Tu primer recuerdo

 El otro día escuché una conversación en la que cada cual debía responder a la pregunta ¿Cuál es tu primer recuerdo? “El caramelo que me compraba mi padre en la tienda de debajo de casa”. “Las estrellas que pintaba en un bloc que me había regalado mi tía”. “La siesta en el cuarto de mis abuelos”. Afortunadamente, la conversación tenía lugar sobre la encimera de mi cocina y yo no tuve que responder a la pregunta; es lo bueno que tiene el transistor, que no tienes que implicarte demasiado si no quieres (sí, ya sé que puedo escuchar la radio en el móvil, pero en esto soy un señor antiguo y voy de un lado a otro de la casa con mi transistor, que me ofrece un abanico de tentaciones mucho más limitado que el smartphone). 

Cada vez que surge esa pregunta en una conversación, me tiemblan un poco las pantorrillas como si fuese a examinarme por sexta vez del carné de conducir. O más bien, como si el tribunal de oposición se dirigiera a mí con la voz del doblador de Robert de Niro: ¿Cuál es su primer recuerdo, señorita? (Bueno, no nos engañemos, ya he alcanzado la edad de que me llame señora incluso el propio Robert). Respuesta: no tengo ni idea. Las imágenes de mi yo más diminuto están plastificadas en un álbum de fotos, no en una región craneal dentro de mi cabeza, aunque a veces la mente quiera engañarme llevándome a esos momentos estáticos que empiezan a amarillear. Después de mis titubeos imbéciles empiezan los amigos a contestar, con los ojos entornados y un deje de miel en la garganta: lo primero que recuerdan es el paseo con su madre en una barca de El Retiro o las sábanas con elefantitos de la litera de arriba. A mí se me queda cara de idiota. ¿En serio? ¿Cuántos años teníais? Yo soy incapaz. En cierta ocasión, una psicóloga me dijo que la memoria es muy sabia y que si no recordaba nada de esos años, por algo sería. Que la mente bloquea los recuerdos chungos. Bueno, en mi caso, los recuerdos chungos de la infancia empiezan en la pubertad y están grabados en alta definición, así que me parece que me ha tocado una memoria defectuosa. A la psicóloga le pagué la sesión igualmente, ella no tenía la culpa. 

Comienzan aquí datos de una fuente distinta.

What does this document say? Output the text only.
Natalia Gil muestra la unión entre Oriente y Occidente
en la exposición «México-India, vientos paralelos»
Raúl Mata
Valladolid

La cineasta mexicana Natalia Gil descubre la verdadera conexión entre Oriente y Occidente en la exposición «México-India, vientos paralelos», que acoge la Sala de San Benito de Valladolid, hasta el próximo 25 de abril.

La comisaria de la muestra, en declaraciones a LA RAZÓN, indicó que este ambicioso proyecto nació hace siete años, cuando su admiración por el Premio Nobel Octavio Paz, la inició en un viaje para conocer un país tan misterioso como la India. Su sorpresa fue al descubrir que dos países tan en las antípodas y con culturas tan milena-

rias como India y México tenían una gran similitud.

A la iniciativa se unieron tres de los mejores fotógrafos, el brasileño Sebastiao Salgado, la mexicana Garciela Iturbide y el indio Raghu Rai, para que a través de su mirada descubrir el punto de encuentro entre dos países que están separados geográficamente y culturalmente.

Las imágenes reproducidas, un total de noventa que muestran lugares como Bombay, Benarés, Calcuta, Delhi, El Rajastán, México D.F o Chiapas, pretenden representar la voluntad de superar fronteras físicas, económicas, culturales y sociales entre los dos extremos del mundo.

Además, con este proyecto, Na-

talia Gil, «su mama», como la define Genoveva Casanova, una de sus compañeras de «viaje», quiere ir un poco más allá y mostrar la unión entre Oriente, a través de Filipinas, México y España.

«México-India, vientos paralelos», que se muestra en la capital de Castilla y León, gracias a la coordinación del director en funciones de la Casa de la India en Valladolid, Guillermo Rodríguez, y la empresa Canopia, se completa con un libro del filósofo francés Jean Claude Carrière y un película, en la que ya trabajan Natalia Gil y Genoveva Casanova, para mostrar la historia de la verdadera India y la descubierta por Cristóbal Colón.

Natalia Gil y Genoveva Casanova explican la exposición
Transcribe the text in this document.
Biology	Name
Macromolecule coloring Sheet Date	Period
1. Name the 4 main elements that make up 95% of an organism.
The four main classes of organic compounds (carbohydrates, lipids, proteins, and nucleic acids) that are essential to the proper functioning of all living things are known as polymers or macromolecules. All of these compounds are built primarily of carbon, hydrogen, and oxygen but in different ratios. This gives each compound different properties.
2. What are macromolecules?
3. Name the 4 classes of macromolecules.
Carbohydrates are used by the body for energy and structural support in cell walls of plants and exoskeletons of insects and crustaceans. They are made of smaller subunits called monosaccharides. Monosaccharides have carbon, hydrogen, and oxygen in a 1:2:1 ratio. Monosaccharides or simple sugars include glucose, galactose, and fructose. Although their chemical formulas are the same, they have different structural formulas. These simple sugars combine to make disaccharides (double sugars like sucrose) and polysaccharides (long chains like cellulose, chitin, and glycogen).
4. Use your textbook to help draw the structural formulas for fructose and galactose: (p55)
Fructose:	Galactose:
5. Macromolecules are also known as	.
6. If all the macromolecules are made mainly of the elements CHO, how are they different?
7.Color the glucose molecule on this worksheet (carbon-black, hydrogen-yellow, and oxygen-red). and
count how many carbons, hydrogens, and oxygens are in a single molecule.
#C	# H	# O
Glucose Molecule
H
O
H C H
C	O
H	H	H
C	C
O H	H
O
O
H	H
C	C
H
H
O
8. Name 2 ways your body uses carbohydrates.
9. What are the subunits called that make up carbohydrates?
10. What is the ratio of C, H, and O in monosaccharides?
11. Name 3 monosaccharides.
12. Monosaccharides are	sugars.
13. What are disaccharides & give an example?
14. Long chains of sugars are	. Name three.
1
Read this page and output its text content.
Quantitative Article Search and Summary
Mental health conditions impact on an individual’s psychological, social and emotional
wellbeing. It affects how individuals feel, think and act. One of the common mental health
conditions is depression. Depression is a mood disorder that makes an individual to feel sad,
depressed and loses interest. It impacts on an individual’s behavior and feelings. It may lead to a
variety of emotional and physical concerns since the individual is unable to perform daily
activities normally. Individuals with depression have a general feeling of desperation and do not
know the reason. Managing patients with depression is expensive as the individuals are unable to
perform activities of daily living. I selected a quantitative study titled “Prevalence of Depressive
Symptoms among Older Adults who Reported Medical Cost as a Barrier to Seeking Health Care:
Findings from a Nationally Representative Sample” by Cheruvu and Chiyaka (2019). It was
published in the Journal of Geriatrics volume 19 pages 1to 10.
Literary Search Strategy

Sin embargo, hace poco leí en El poder de las palabras, de Mariano Sigman, acerca de lo tramposa que es la memoria. Contaba varios ejemplos de recuerdos, incluso de personas ilustres (el mismísimo Piaget), que al final se habían revelado como completamente inventados, a pesar de llevar toda la vida convencidos de que los hechos en cuestión habían sucedido realmente y de haberlos relatado durante años con todo lujo de detalles. Eso me permitiría albergar alguna esperanza sobre mis propios recuerdos odiosos (¿y si me los estoy inventando?). Lamentablemente, ciertas catástrofes dejan pruebas irrefutables. Pero este conocimiento sobre las trampas de la memoria sí me permite dudar de todos aquellos que, enternecidos, me hablan de su primer recuerdo. Así supero un poco mejor la puñetera envidia. Y, sobre todo, me permite decidir cuál es mi primer recuerdo. De entre la maraña de imágenes y sensaciones vagas que soy incapaz de ubicar en el tiempo, hay una a la que le tengo especial cariño: soy una niña y estoy bañándome yo sola en el mar; hablo en voz alta porque juego a que esa porción del Atlántico es mi casa, donde recibo a las visitas o gestiono en bañador asuntos importantísimos. Hablo y hablo. Todo se puede hacer en ese trocito de mar en el que aún, por poco, hago pie; todos los personajes que imagino pueden hablarme de las cosas importantes que les pasan, todas las conversaciones son posibles entre las olas y mi boca. Estoy tan feliz ahí sola, y tan bien acompañada. Ven, entra en mi casa, le digo a algún amigo que flota en el aire cargado de salitre. Hablo con el agua y nadie me toma por loca.

No tengo ni idea de si esa es realmente mi primera memoria, porque  ¿cuántos años hay que tener para que te dejen bañarte sola en el mar si el agua te llega hasta el pecho? Seguro que era mucho mayor que todos aquellos niños que las memorias de mis amigos atesoran con el membrete de “mi primer recuerdo”. Pero yo en esa carpeta tengo un vacío muy grande, y da igual lo que pueda contarme Sigman o el mismísimo Piaget: hoy he decidido llenarlo con las palabras que rodaron entre mi boca y el  mar. Quizá no es mi primer recuerdo, pero no queda nadie para desmentirlo.